Il évoque le double défi représenté par : « La nécessité de l'approfondissement, de la démocratisation des Institutions européennes et la nécessité des élargissements ». Il déplore que « nous souffrions de l'absence d'une vision suffisamment claire dans la manière dont nous devons absolument, accueillir les pays d'Europe Centrale et de l'Est ». Il propose pour cela « une Europe à plusieurs cercles ».
Quelle France ?
Nous avons deux chantiers à ouvrir : le plus urgent est celui du partage. Par exemple, pourquoi ne pas négocier sur grande échelle la réduction du temps de travail et du revenu au bénéfice de la création de nouveaux emplois ?

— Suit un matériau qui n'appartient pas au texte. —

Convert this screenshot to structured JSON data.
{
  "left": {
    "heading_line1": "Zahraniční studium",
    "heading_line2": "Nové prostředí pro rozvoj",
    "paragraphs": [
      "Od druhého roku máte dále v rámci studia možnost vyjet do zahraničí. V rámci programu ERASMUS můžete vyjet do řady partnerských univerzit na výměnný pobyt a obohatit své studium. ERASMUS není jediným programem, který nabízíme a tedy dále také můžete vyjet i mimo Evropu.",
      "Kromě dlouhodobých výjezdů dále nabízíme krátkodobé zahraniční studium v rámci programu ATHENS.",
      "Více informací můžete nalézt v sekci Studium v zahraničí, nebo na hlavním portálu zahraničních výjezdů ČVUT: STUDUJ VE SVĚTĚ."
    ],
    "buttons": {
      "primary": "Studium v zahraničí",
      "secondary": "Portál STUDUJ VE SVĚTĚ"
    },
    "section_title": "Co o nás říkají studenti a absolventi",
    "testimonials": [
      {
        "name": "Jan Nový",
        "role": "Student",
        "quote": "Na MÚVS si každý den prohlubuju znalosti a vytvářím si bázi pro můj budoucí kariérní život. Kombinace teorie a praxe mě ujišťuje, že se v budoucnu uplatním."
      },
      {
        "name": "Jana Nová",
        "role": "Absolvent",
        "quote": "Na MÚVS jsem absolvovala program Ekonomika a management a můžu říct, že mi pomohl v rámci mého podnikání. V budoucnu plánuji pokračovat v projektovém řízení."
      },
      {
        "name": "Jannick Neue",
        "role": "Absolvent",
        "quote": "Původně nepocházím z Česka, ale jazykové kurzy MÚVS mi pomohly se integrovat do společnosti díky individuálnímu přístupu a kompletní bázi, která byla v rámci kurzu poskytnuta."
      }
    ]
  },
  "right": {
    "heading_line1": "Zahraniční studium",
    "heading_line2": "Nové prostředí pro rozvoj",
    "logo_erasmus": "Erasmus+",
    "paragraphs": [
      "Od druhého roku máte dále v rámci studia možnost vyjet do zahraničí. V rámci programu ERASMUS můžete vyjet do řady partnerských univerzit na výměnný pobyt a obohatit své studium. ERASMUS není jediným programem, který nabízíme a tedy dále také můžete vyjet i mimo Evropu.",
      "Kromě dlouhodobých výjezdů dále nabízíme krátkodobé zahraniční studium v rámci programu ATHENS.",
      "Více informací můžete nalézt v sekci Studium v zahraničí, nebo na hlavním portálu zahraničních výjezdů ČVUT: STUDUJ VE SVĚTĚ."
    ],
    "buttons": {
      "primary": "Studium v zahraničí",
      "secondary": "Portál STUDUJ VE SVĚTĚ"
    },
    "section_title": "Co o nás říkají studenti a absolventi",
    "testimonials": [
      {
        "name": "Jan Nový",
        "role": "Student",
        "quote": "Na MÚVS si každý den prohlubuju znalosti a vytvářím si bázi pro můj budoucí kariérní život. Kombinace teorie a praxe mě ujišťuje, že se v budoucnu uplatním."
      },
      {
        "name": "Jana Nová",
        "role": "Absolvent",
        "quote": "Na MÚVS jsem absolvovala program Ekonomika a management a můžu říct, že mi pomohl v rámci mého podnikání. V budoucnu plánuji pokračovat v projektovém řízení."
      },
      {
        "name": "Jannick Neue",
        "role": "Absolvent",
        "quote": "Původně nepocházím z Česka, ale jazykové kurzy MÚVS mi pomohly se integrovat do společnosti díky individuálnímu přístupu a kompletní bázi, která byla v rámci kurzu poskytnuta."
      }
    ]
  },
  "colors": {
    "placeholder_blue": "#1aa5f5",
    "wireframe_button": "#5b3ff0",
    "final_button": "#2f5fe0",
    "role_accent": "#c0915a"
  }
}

Le second chantier consiste, dans le travail, à replacer l'homme au centre des relations sociales.
L'avenir est à un nouveau personnalisme social qui donnerait à chacun l'occasion d'être plus libre, plus responsable de l'organisation de son travail, mieux informé, plus associé aux décisions, plus intéressé au résultat.
Dans cette France en mutation : quel CDS ?

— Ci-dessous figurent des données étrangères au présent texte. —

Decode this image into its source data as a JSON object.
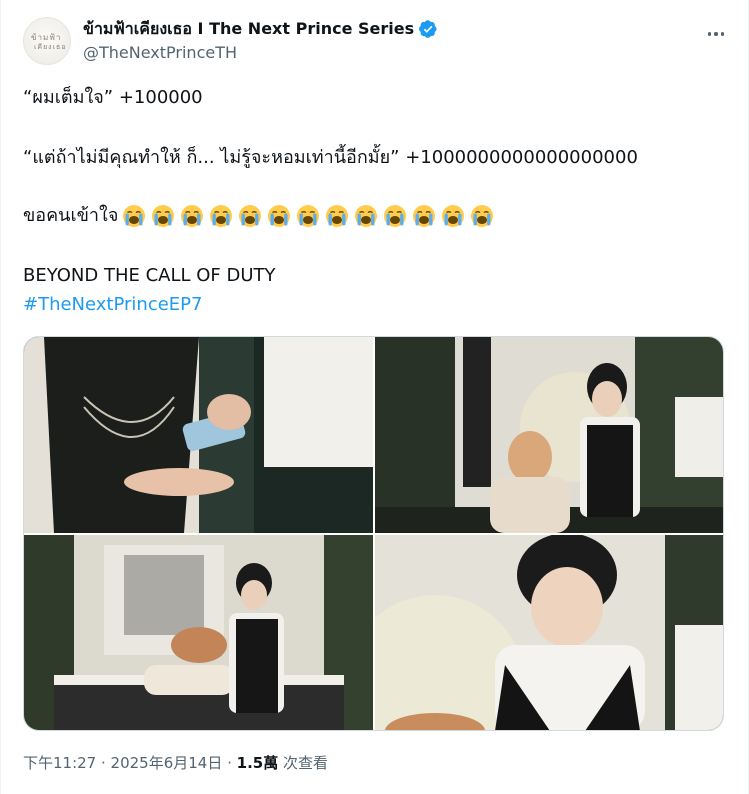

Mon objectif a toujours été et demeure de servir l'intérêt et l'unité de notre parti qui m'a fait après douze années me battre pour un profond renouvellement. J'ai toujours dit que s'il pouvait se faire sans affrontement cela serait préférable.
J'entends ici ou là certains beaux esprits dire qu'il y a un perdant à ce congrès de Rouen et que ce serait moi-même. Non, chers amis, il n'y a pas de perdant à ce congrès de Rouen, il y a un seul grand gagnant : le parti, notre parti. (…)
Les mêmes poursuivent en disant que bien entendu il n'y aura pas de congrès en décembre. Je suis désolé de les décevoir. Cet engagement a fait l'objet, entre Pierre et moi, d'un échange de parole d'honneur et a été voté à une très forte majorité par le Conseil politique et, dans notre parti, les paroles sont tenues et l'honneur est respecté.
Je vous propose plusieurs objectifs : créer une nouvelle dynamique : il faut dorénavant que la présidence du CDS soit limitée dans le temps, permettant à une équipe de donner le meilleur d'elle-même avant de passer le témoin à d'autres. Il faut que se crée une véritable équipe sans exclusive et sans clan. Il faut inciter à plus de démocratie dans le parti : trop de réunions sans décision et trop de décisions sans réunion. Il faut que les fédérations vivent et que le national à la fois l'exige et l'aide. Nous devons nous ouvrir beaucoup plus à l'heure où les partis politiques se referment sur eux-mêmes. Nous devons être un parti de militants et de cadres, les deux et jamais l'un sans l'autre. J'ai proposé qu'une commission se mette au travail, que sa composition soit soumise au Bureau politique et que sa responsabilité soit confiée à Philippe Douste-Blazy.
Quelle organisation de la majorité ?
L'UDF doit être une alliance électorale forte et au-delà une confédération. Nous devons donc pouvoir être à la fois pleinement et totalement CDS et pleinement et totalement UDF. Mais que l'on ne nous place jamais dans la situation d'avoir à choisir entre les deux.
Il doit être clair pour tout-le-monde qu'il n'y a pas d'avenir pour la majorité sur un échec du gouvernement actuel. Nous devons être exigeants au nom de notre identité, de nos valeurs démocrates-chrétiennes, mais loyaux. Il est regrettable que certains dans la majorité se soient faits une spécialité de la critique gouvernementale au RPR, comme à l'UDF, trop de funambules du soutien critique, trop de voltigeurs de la phrase assassine, qui nous discréditent.
À propos de cette perspective présidentielle. Permettez-moi en tout cas de vous livrer deux certitudes : la première est que tout candidat qui sans accord de l'ensemble de la majorité, se déclarerait avant décembre, porterait la lourde responsabilité de la division ; la deuxième : les Français n'ont pas envie de vivre en 1995 une campagne : avec la division au premier tour comme en 1981 ; les mêmes candidats au premier tour qu'en 1981 ; et la même défaite au deuxième tour qu'en 1981. Nous n'avons pas le droit de condamner la France à 21 ans de socialisme.